Le café de jeudi matin à la présidence n’a pas calmé les appétits, et encore moins les dissensions sur la réforme du mode de scrutin. “Pour un sujet de cette importance, Gaston Flosse et Gaston Tong Sang ont mis de côté leur pea pea personnel” affirmait Robert Tanseau. Trop mignon… En version Tahoeraa, ça donne plutôt : “malgré une manigance de petitdéjeuner présentée comme l’étape clé pour se mettre d’accord sur une proposition commune de loi électorale (....) GTS doit rendre à l’autre Gaston ce qui appartient à Flosse !” Il n’est pas là question de la présidence du Pays (quoi que…), mais de savoir de qui vient l’initiative des premières rencontres entre autonomistes !

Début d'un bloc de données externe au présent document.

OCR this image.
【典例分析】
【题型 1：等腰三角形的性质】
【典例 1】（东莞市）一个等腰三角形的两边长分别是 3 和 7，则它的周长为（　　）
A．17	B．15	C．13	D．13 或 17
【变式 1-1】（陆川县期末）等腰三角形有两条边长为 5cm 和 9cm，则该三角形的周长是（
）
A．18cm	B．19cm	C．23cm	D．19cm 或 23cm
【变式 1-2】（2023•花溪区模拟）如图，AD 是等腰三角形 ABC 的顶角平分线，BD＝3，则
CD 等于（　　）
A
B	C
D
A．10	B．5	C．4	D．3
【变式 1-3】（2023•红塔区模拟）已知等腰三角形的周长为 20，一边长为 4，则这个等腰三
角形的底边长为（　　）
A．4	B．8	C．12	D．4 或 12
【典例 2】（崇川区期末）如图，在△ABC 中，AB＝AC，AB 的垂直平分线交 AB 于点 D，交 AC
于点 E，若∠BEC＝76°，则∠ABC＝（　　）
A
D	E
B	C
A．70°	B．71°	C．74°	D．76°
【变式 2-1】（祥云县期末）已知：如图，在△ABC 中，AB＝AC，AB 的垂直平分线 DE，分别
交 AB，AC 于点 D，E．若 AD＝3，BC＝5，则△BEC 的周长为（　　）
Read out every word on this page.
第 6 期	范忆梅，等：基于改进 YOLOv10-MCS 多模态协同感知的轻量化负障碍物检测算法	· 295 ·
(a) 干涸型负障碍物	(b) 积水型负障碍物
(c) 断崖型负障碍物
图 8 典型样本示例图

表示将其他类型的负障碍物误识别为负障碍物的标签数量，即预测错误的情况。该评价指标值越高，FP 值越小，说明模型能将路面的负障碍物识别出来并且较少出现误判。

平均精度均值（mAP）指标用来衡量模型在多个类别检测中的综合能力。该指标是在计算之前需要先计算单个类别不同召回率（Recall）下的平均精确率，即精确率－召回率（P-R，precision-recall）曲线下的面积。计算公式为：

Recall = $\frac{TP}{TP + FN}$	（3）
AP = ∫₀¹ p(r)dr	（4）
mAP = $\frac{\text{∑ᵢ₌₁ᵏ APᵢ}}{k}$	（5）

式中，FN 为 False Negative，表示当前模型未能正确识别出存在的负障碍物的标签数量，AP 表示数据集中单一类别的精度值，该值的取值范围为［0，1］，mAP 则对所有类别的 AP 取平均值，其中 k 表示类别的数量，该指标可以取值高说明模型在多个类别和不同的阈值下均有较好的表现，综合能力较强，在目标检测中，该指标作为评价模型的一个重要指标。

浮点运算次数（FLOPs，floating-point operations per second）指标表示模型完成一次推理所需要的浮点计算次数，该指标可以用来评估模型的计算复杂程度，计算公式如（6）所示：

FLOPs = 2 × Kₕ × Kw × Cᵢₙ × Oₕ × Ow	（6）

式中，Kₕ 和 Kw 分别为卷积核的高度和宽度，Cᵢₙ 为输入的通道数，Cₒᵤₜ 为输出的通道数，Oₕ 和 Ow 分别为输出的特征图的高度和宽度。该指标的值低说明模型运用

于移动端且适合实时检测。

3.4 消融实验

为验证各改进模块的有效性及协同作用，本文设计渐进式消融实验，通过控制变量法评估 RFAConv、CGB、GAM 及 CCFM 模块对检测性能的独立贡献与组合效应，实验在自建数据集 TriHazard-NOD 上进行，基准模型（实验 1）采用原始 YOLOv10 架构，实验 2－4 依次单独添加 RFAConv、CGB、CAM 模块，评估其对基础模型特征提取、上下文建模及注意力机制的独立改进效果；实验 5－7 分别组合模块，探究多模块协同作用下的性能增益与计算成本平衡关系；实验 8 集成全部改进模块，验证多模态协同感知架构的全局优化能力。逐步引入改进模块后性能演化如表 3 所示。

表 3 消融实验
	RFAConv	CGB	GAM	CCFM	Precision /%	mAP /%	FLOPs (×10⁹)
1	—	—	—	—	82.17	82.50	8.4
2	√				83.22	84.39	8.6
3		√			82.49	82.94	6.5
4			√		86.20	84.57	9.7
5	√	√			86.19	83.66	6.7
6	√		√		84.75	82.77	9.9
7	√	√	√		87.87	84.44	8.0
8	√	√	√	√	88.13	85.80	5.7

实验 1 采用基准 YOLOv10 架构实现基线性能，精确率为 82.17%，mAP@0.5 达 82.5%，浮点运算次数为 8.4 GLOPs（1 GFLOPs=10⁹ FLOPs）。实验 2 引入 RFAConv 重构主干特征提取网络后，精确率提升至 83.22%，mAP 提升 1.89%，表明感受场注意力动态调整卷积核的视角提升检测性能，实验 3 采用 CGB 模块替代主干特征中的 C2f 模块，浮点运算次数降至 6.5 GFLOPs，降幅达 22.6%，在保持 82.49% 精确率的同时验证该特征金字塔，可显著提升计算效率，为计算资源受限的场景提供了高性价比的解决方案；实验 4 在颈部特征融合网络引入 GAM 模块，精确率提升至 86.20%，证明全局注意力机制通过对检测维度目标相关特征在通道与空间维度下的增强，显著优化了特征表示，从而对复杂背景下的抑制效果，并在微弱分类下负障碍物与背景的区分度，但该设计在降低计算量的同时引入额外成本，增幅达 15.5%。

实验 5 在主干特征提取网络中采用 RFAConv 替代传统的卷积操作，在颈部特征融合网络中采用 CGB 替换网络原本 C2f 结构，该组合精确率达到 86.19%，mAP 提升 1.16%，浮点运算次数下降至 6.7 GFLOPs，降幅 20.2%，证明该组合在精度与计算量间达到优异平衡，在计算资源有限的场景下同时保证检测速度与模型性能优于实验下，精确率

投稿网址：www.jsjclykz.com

Et le psychodrame ne s’arrête pas là. Leur débat du jour se limite désormais à savoir quand et où va se tenir la prochaine réunion de “recherche de consensus” ! Si, si… Jusqu’au bout du ridicule. Pour Flosse, ce doit être “le lundi 30 août à la mairie de Papeete sous la présidence d’Édouard Fritch” pour Tong Sang, ce sera le 31 août sous sa présidence. Ça les amuse encore…
Enfin pas tous. Bouissou, lui, a jeté l’éponge. Comme Nicole Bouteau et Philip Schyle avant lui. Il n’ira nulle part, ni chez GTS, ni chez les autres, regrettant “cette démarche tardive de rassemblement que vous entreprenez à quelques jours du départ”. Direction Paris sans passer par la vraie fausse case des “autonomistes réunis”, qui ne peut décidément plus que faire marrer tout le monde. Si ce n’est que l’ambiance n’est plus du tout à rire, dans une société en souffrance, dégoûtée de leurs clowneries.